Use a variety of tools to share information between project stakeholders; if using a waterfall approach, regular status report updates could be provided at weekly team meetings and governance group meetings. If using an agile approach, use tools such as a Kanban Board or JIRA or Confluence.
Project Reporting
Reporting is also a big part of a project manager’s role – getting the right information, to the right people, at the right time via agreed reporting lines that should be established early in the project and adhered to throughout its life. This is normally a major governance requirement in large organisations, irrespective of the project management method being used.
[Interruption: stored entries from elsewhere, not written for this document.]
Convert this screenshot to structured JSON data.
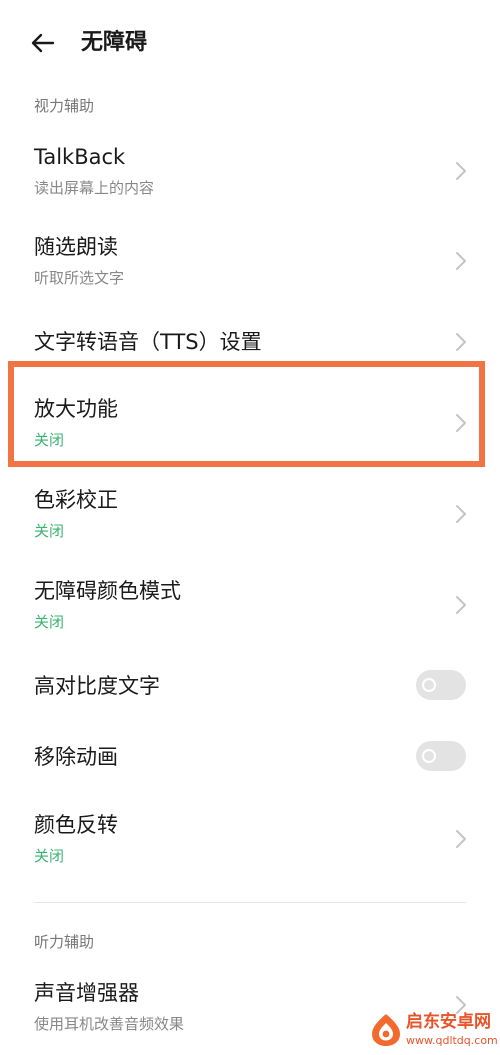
{
  "header": {
    "title": "无障碍"
  },
  "sections": {
    "vision": "视力辅助",
    "hearing": "听力辅助"
  },
  "rows": {
    "talkback": {
      "title": "TalkBack",
      "subtitle": "读出屏幕上的内容"
    },
    "select_to_speak": {
      "title": "随选朗读",
      "subtitle": "听取所选文字"
    },
    "tts": {
      "title": "文字转语音（TTS）设置"
    },
    "magnification": {
      "title": "放大功能",
      "status": "关闭"
    },
    "color_correction": {
      "title": "色彩校正",
      "status": "关闭"
    },
    "accessibility_color_mode": {
      "title": "无障碍颜色模式",
      "status": "关闭"
    },
    "high_contrast_text": {
      "title": "高对比度文字",
      "toggle": "off"
    },
    "remove_animations": {
      "title": "移除动画",
      "toggle": "off"
    },
    "color_inversion": {
      "title": "颜色反转",
      "status": "关闭"
    },
    "sound_amplifier": {
      "title": "声音增强器",
      "subtitle": "使用耳机改善音频效果"
    }
  },
  "watermark": {
    "name": "启东安卓网",
    "url": "www.qdltdq.com"
  },
  "colors": {
    "status_green": "#3cb371",
    "highlight": "#f07444"
  }
}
Governance groups will need to know basically whether things are going as planned – how is the project going against its time, cost, quality, scope, and risk parameters, and maybe benefits if they are to be delivered during the project. As a project manager, you should establish two reporting lines – regular reporting and irregular reporting.
Regular Reporting
Regular reporting is used to convey good news: we’re on track and remain within tolerances, maybe with minor issues.
Regular reporting should be used to ensure that appropriate information gets to right level of governance at appropriate intervals. The project manager should ensure that they schedule reporting from the delivery layer so that they can report as required to the governance layer, which often occurs on a monthly basis, or as required by the governance group. This should be designed so that it is clear what the issues are, rather than burying problems in verbose and useless documents.
If you are reporting on product based, activity based and agile based activities, you may need to ‘normalise’ them for the governance layer.
Irregular Reporting
Irregular reporting is used to convey bad news, e.g. the project is outside its control tolerances, hopefully with suggested answers.
Irregular reporting, exception reporting or issue reporting should be considered as arising outside normal parameters and escalated to the appropriate level of governance when they occur. This is particularly important when the project delivery team consist of multiple external contractors and vendors.
Defining ‘done’
Lastly, consider what is required to finish the project – agree up front, before you start, what ‘finished’ looks like. Then you can ensure that there is nothing left behind and there are no things forgotten or unreasonable additional expectations on the project after you think it has been completed.
Successful Projects
The guidance for establishing projects for success is learned from establishing and delivering hundreds of projects over the years and the lessons learned through conducting many project assurance reviews.